Datenschutzkonforme Verschlüsselung

Die Software ist mehr als nur ein Antivirus: Mit der ESET Endpoint Protection (EEE) können Firmen die Festplatten von Notebooks (und PCs) sicher verschlüsseln. Die ESET Endpoint Encryption bietet eine ausgeklügelte Kombination aus Schlüssellänge, Verschlüsselungsalgorithmen und Nutzerfreundlichkeit. Für Unternehmen, die mit vertraulichen Daten arbeiten, ist das mit Blick auf die kommende Datenschutzgrundverordnung (DSGVO), die im Mai 2018 in Kraft tritt, die optimale Verschlüsselungs-Lösung.

ESET bietet eine 2-Faktor-Authentifizierung an

Mit der ESET Secure Authentication (ESA) bietet die Software IT-Administratoren die Möglichkeit, neben dem Passwort eine 2-Faktor-Authentifizierung im Unternehmen durchzusetzen und so für noch mehr Sicherheit zu sorgen. Zum Beispiel um den Zugriff auf die Firmen-VPN oder RADIUS-basierte Dienste zu schützen. Die 2-Faktor-Authentifizierung verhindert unberechtigte Zugriffe dank zusätzlichem Sicherheitsfaktor und ist sicher und unkompliziert in Verwaltung.

Antivirenschutz, der immer aktuell ist

ESET NOD32 ist dank Internet-Updates immer auf dem neuesten Stand. Dank der heuristischen Analyse kann das Programm neue, noch unbekannte Viren erkennen. Aufgrund der schnellen Verbreitung von Viren und ihren Derivaten werden Viren-Signaturen mehrmals täglich aktualisiert.

Eines der am meisten genutzten Antivirus-Produkte

Das Programm gehört zu den am meisten genutzten Antivirus-Lösungen und hat mit knapp 15% Marktanteil den höchsten Anteil an installierter Antivirus-Software auf Endgeräten von allen kommerziellen Antiviren-Herstellern. Nur der kostenfreie Scanner von Avast wird mit 20% etwas häufiger installiert als ESET. Die Software läuft auf allen Betriebssystemen und überzeugt Unternehmen weltweit durch ihre hohe Sorgfalt beim Finden und Löschen von Malware.
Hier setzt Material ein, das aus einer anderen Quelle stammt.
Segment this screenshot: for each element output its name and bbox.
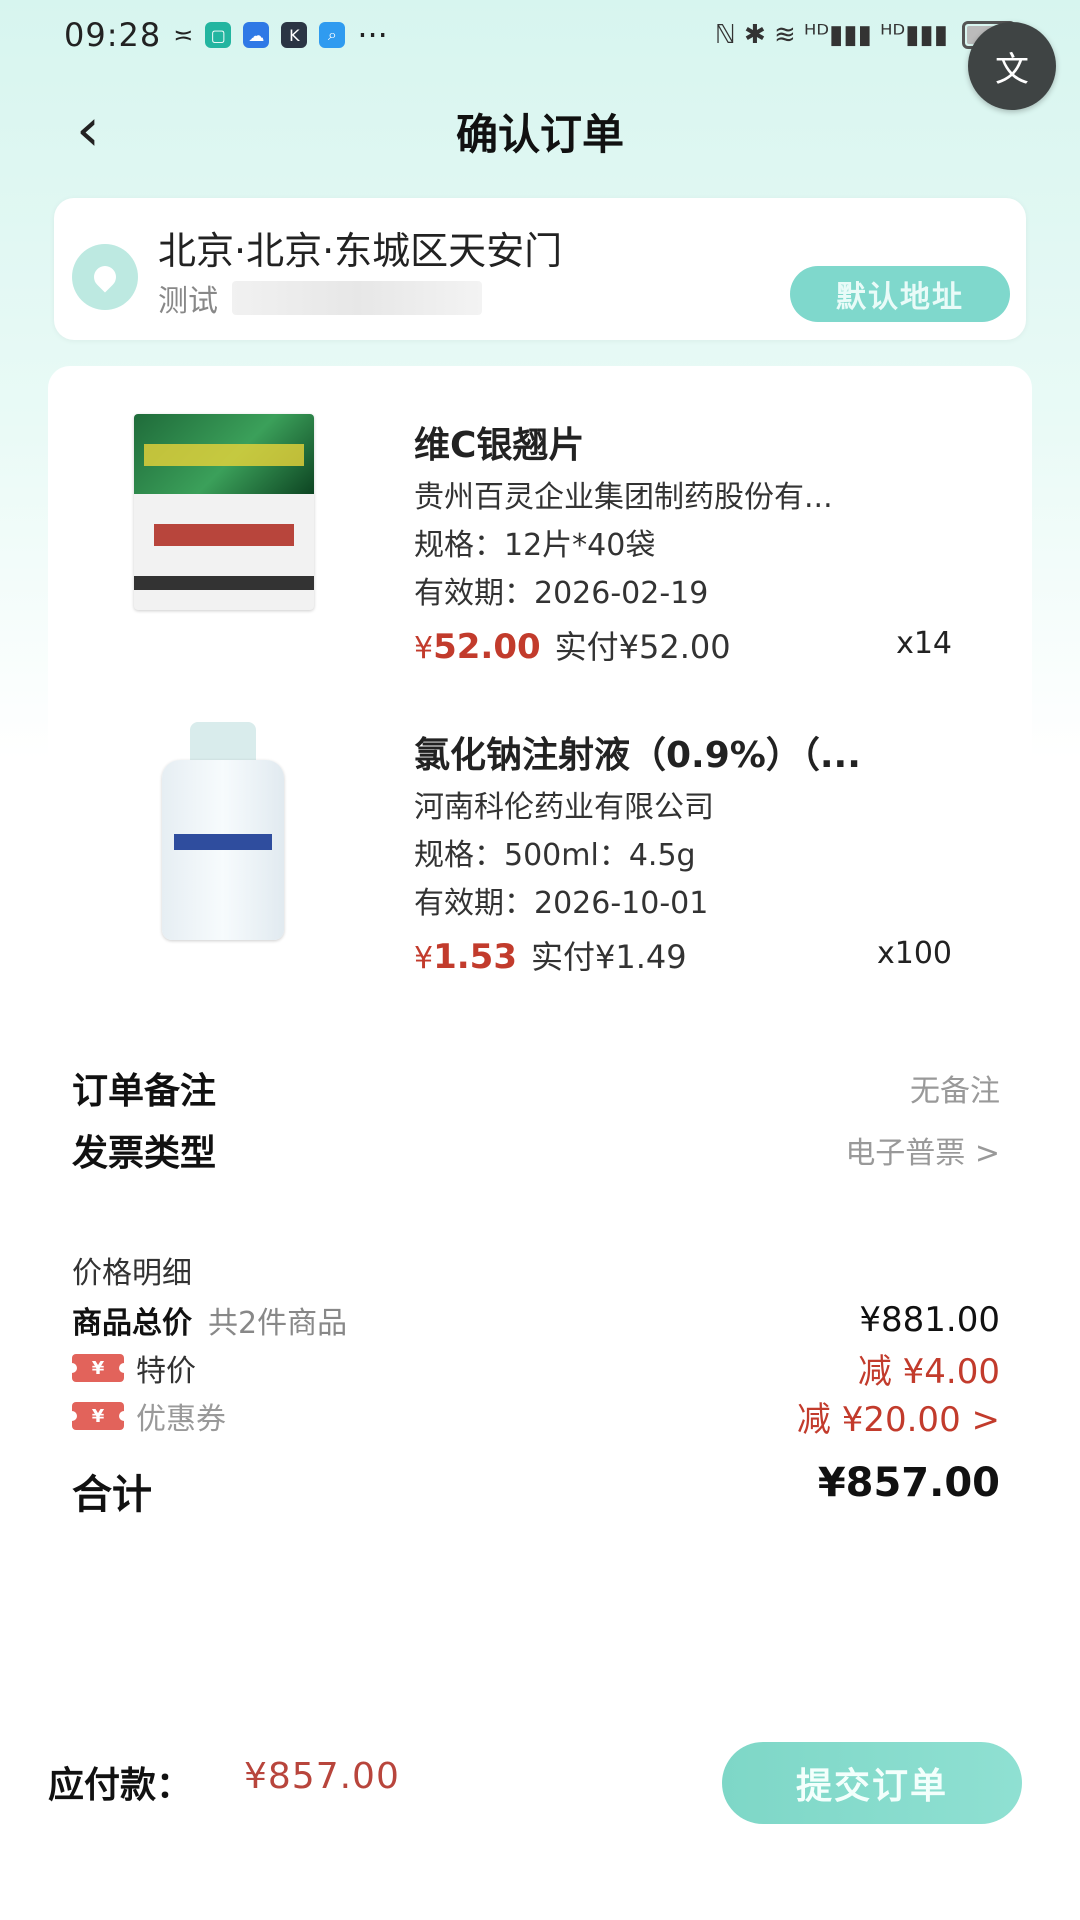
coupon-tag-icon: ¥ bbox=[67, 1402, 129, 1430]
price-detail-title: 价格明细 bbox=[72, 1256, 192, 1291]
k-notification-icon: K bbox=[281, 22, 308, 48]
coupon-label: 优惠券 bbox=[136, 1402, 226, 1437]
translate-glyph: 文 bbox=[995, 49, 1029, 90]
product-expiry: 有效期：2026-10-01 bbox=[414, 886, 709, 921]
search-notification-icon: ⌕ bbox=[319, 22, 346, 48]
product-expiry: 有效期：2026-02-19 bbox=[414, 576, 709, 611]
status-bar: 09:28 ≍ ▢ ☁ K ⌕ ··· ℕ ✱ ≋ ᴴᴰ▮▮▮ ᴴᴰ▮▮▮ bbox=[0, 0, 1080, 70]
special-price-row: ¥ 特价 减 ¥4.00 bbox=[67, 1348, 1000, 1392]
order-remark-value[interactable]: 无备注 bbox=[910, 1066, 1000, 1110]
status-right: ℕ ✱ ≋ ᴴᴰ▮▮▮ ᴴᴰ▮▮▮ bbox=[714, 20, 1021, 50]
back-icon[interactable]: ‹ bbox=[66, 100, 110, 160]
order-remark-label: 订单备注 bbox=[72, 1071, 217, 1112]
product-price: 52.00 bbox=[433, 627, 541, 667]
special-price-label: 特价 bbox=[136, 1354, 196, 1389]
product-spec: 规格：12片*40袋 bbox=[414, 528, 656, 563]
page-title: 确认订单 bbox=[455, 109, 624, 159]
total-value: ¥857.00 bbox=[817, 1460, 1000, 1506]
product-price-row: ¥ 1.53 实付¥1.49 bbox=[414, 932, 687, 978]
address-card[interactable]: 北京·北京·东城区天安门 测试 默认地址 bbox=[54, 198, 1026, 340]
contact-name: 测试 bbox=[158, 284, 218, 319]
product-price: 1.53 bbox=[433, 937, 517, 977]
redacted-phone bbox=[232, 281, 482, 315]
header: ‹ 确认订单 bbox=[0, 86, 1080, 176]
product-quantity: x14 bbox=[896, 626, 952, 661]
product-manufacturer: 贵州百灵企业集团制药股份有... bbox=[414, 480, 833, 515]
submit-order-button[interactable]: 提交订单 bbox=[722, 1742, 1022, 1824]
invoice-type-label: 发票类型 bbox=[72, 1133, 217, 1174]
product-name: 氯化钠注射液（0.9%）（... bbox=[414, 735, 861, 776]
payable-value: ¥857.00 bbox=[244, 1756, 400, 1797]
coupon-value[interactable]: 减 ¥20.00 > bbox=[797, 1392, 1000, 1441]
cloud-notification-icon: ☁ bbox=[243, 22, 270, 48]
address-contact: 测试 bbox=[158, 276, 482, 320]
goods-total-label: 商品总价 bbox=[72, 1306, 192, 1341]
price-currency: ¥ bbox=[414, 941, 434, 976]
product-spec: 规格：500ml：4.5g bbox=[414, 838, 696, 873]
status-left: 09:28 ≍ ▢ ☁ K ⌕ ··· bbox=[64, 16, 388, 54]
discount-tag-icon: ¥ bbox=[67, 1354, 129, 1382]
goods-total-row: 商品总价 共2件商品 ¥881.00 bbox=[72, 1300, 1000, 1341]
saline-bottle-icon bbox=[128, 716, 318, 940]
goods-count: 共2件商品 bbox=[208, 1306, 348, 1341]
notification-icon: ≍ bbox=[173, 21, 194, 49]
status-time: 09:28 bbox=[64, 16, 162, 54]
price-currency: ¥ bbox=[414, 631, 434, 666]
product-item[interactable]: 维C银翘片 贵州百灵企业集团制药股份有... 规格：12片*40袋 有效期：20… bbox=[48, 386, 1032, 686]
special-price-value: 减 ¥4.00 bbox=[857, 1351, 1000, 1392]
signal-icons: ℕ ✱ ≋ ᴴᴰ▮▮▮ ᴴᴰ▮▮▮ bbox=[714, 20, 948, 50]
more-notifications-icon: ··· bbox=[357, 16, 388, 54]
app-notification-icon: ▢ bbox=[205, 22, 232, 48]
pill-pack-icon bbox=[128, 406, 318, 616]
goods-total-value: ¥881.00 bbox=[859, 1300, 1000, 1340]
default-address-badge: 默认地址 bbox=[790, 266, 1010, 322]
address-line: 北京·北京·东城区天安门 bbox=[158, 229, 563, 273]
product-item[interactable]: 氯化钠注射液（0.9%）（... 河南科伦药业有限公司 规格：500ml：4.5… bbox=[48, 696, 1032, 996]
coupon-row[interactable]: ¥ 优惠券 减 ¥20.00 > bbox=[67, 1396, 1000, 1440]
products-card: 维C银翘片 贵州百灵企业集团制药股份有... 规格：12片*40袋 有效期：20… bbox=[48, 366, 1032, 977]
total-label: 合计 bbox=[72, 1472, 152, 1518]
payable-label: 应付款： bbox=[48, 1765, 193, 1806]
invoice-type-value[interactable]: 电子普票 > bbox=[845, 1128, 1000, 1172]
product-price-row: ¥ 52.00 实付¥52.00 bbox=[414, 622, 731, 668]
location-icon bbox=[72, 244, 138, 310]
product-actual-paid: 实付¥52.00 bbox=[554, 628, 731, 666]
product-actual-paid: 实付¥1.49 bbox=[530, 938, 687, 976]
product-quantity: x100 bbox=[876, 936, 952, 971]
product-manufacturer: 河南科伦药业有限公司 bbox=[414, 790, 714, 825]
product-name: 维C银翘片 bbox=[414, 425, 585, 466]
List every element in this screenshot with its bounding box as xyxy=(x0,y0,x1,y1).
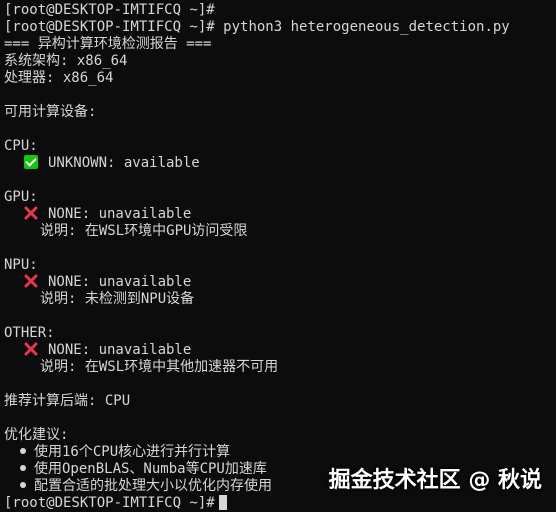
terminal-window[interactable]: [root@DESKTOP-IMTIFCQ ~]# [root@DESKTOP-… xyxy=(4,2,552,512)
suggestion-text: 配置合适的批处理大小以优化内存使用 xyxy=(34,478,272,494)
check-icon xyxy=(24,155,38,169)
cross-icon xyxy=(24,206,38,220)
cross-icon xyxy=(24,342,38,356)
npu-label: NPU: xyxy=(4,257,38,273)
devices-heading: 可用计算设备: xyxy=(4,104,97,120)
bullet-icon xyxy=(20,448,26,454)
other-status-text: NONE: unavailable xyxy=(48,342,192,358)
command: python3 heterogeneous_detection.py xyxy=(223,19,510,35)
cpu-status: UNKNOWN: available xyxy=(4,155,552,172)
arch-line: 系统架构: x86_64 xyxy=(4,53,128,69)
cpu-status-text: UNKNOWN: available xyxy=(48,155,200,171)
gpu-label: GPU: xyxy=(4,189,38,205)
suggestion-item: 使用16个CPU核心进行并行计算 xyxy=(4,444,552,461)
bullet-icon xyxy=(20,465,26,471)
recommended-backend: 推荐计算后端: CPU xyxy=(4,393,131,409)
suggestion-text: 使用16个CPU核心进行并行计算 xyxy=(34,444,231,460)
npu-status-text: NONE: unavailable xyxy=(48,274,192,290)
cursor xyxy=(218,495,227,510)
watermark: 掘金技术社区 @ 秋说 xyxy=(328,468,542,493)
prompt: [root@DESKTOP-IMTIFCQ ~]# xyxy=(4,2,215,18)
cpu-label: CPU: xyxy=(4,138,38,154)
prompt: [root@DESKTOP-IMTIFCQ ~]# xyxy=(4,19,215,35)
prompt-line-1: [root@DESKTOP-IMTIFCQ ~]# xyxy=(4,2,552,19)
cross-icon xyxy=(24,274,38,288)
report-title: === 异构计算环境检测报告 === xyxy=(4,36,212,52)
processor-line: 处理器: x86_64 xyxy=(4,70,114,86)
gpu-status-text: NONE: unavailable xyxy=(48,206,192,222)
gpu-status: NONE: unavailable xyxy=(4,206,552,223)
other-note: 说明: 在WSL环境中其他加速器不可用 xyxy=(40,359,279,375)
suggestions-heading: 优化建议: xyxy=(4,427,69,443)
other-status: NONE: unavailable xyxy=(4,342,552,359)
npu-note: 说明: 未检测到NPU设备 xyxy=(40,291,195,307)
bullet-icon xyxy=(20,482,26,488)
gpu-note: 说明: 在WSL环境中GPU访问受限 xyxy=(40,223,248,239)
other-label: OTHER: xyxy=(4,325,55,341)
npu-status: NONE: unavailable xyxy=(4,274,552,291)
command-line: [root@DESKTOP-IMTIFCQ ~]# python3 hetero… xyxy=(4,19,552,36)
prompt: [root@DESKTOP-IMTIFCQ ~]# xyxy=(4,495,215,511)
suggestion-text: 使用OpenBLAS、Numba等CPU加速库 xyxy=(34,461,267,477)
prompt-line-final[interactable]: [root@DESKTOP-IMTIFCQ ~]# xyxy=(4,495,552,512)
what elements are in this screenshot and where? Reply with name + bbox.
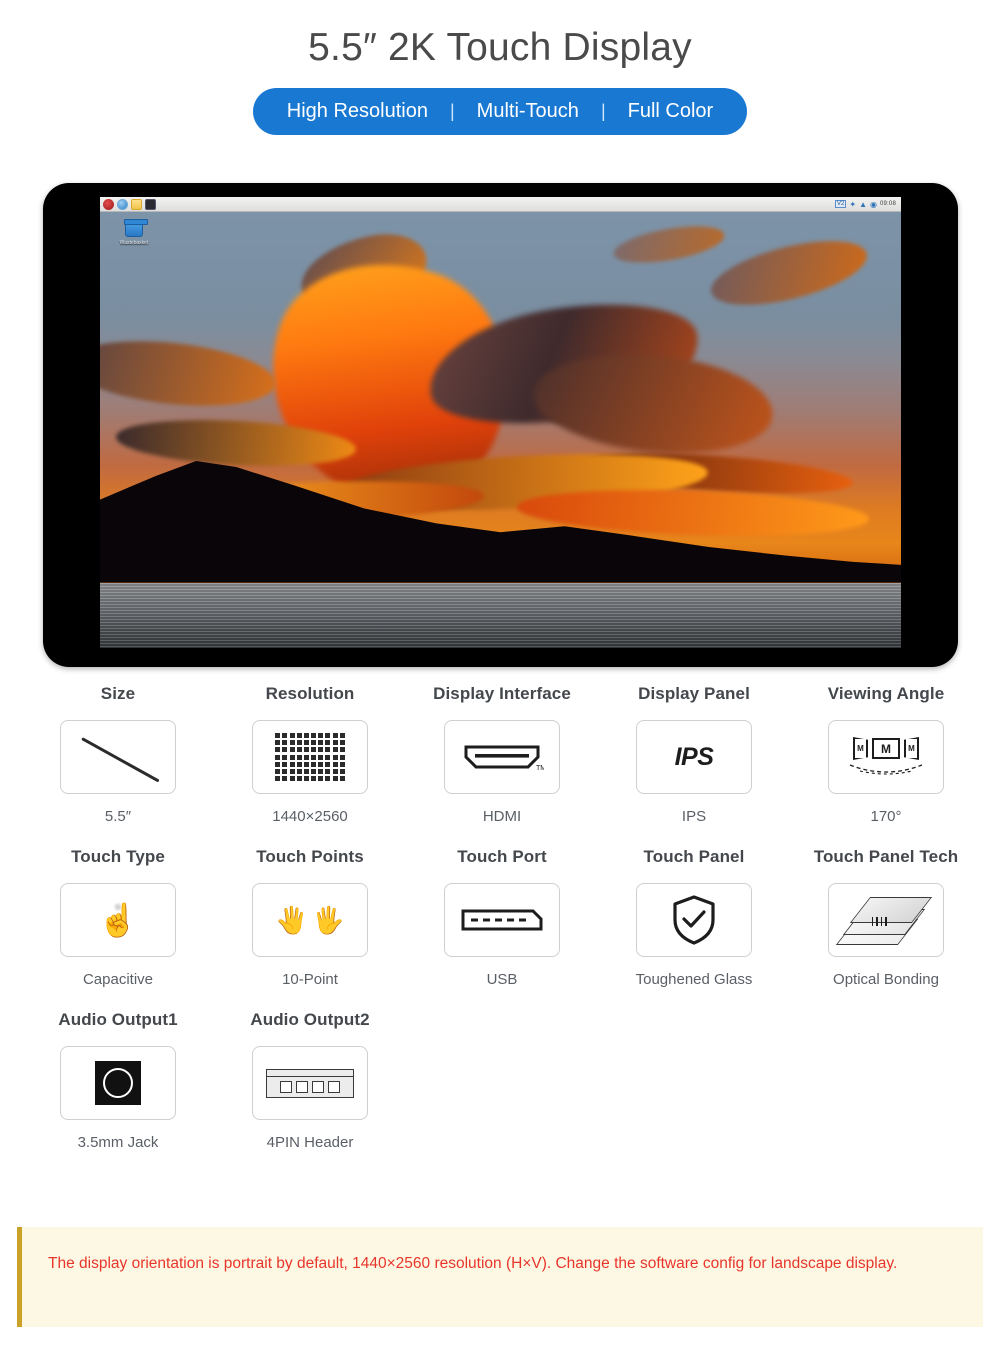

Schnell und ressourcenschonend

Die Antivirus-Engine, also der Kern des Programmes ist in schnellem Assembler-Code geschrieben.
Zudem entscheiden sich viele Unternehmen für ESET, weil die Software ressourcenschonend ist und die Hardware nicht ausbremst. Dank ihrer schnellen Performance und geringer Systembelastung kann die Software auch bei komplexen Unternehmensumgebungen eingesetzt werden.

ESET ist auch auf alten Betriebssystemen einsetzbar

Auch wenn man Windows 95 oder Windows 98 nicht mehr nutzen sollte, verwenden viele Fertigungsbetriebe häufig in die Jahre gekommene und von Microsoft nicht mehr unterstützte Betriebssysteme. Alte Systeme, die weder regelmäßig gewartet noch mit Updates aktualisiert werden können, stellen eine akute Gefahr für die Sicherheit des Unternehmens dar. Die gute Nachricht für alle Windows-Oldtimer-Fans: Die aktuelle Antiviren-Software von ESET läuft sogar noch auf Windows 95!

Effektiver Schutz vor Ransomware

Um Computer effektiv vor Ransomware zu schützen reicht es nicht aus die Dateien in Echtzeit zu überprüfen, denn dabei kann man in der Regel nur bekannte Viren entdecken. Nur Software, die mehrere Schutzschichten haben, können einen umfangreichen Schutz gewährleisten. Zero-Day-Attacken – also Hackerangriffe, die erst dann bekannt werden, wenn der Angriff schon stattgefunden hat und sensible Informationen an die Öffentlichkeit gelangt sind – ermöglichen den Angreifern einen leichten Einstieg in fremde Computersysteme und können sich dadurch binnen Minuten weltweit ausbreiten und Millionen Maschinen infizieren. Eine effektive Verhaltensanalyse ist dabei fast die einige Möglichkeit Unternehmen vor solchen Attacken zu schützen.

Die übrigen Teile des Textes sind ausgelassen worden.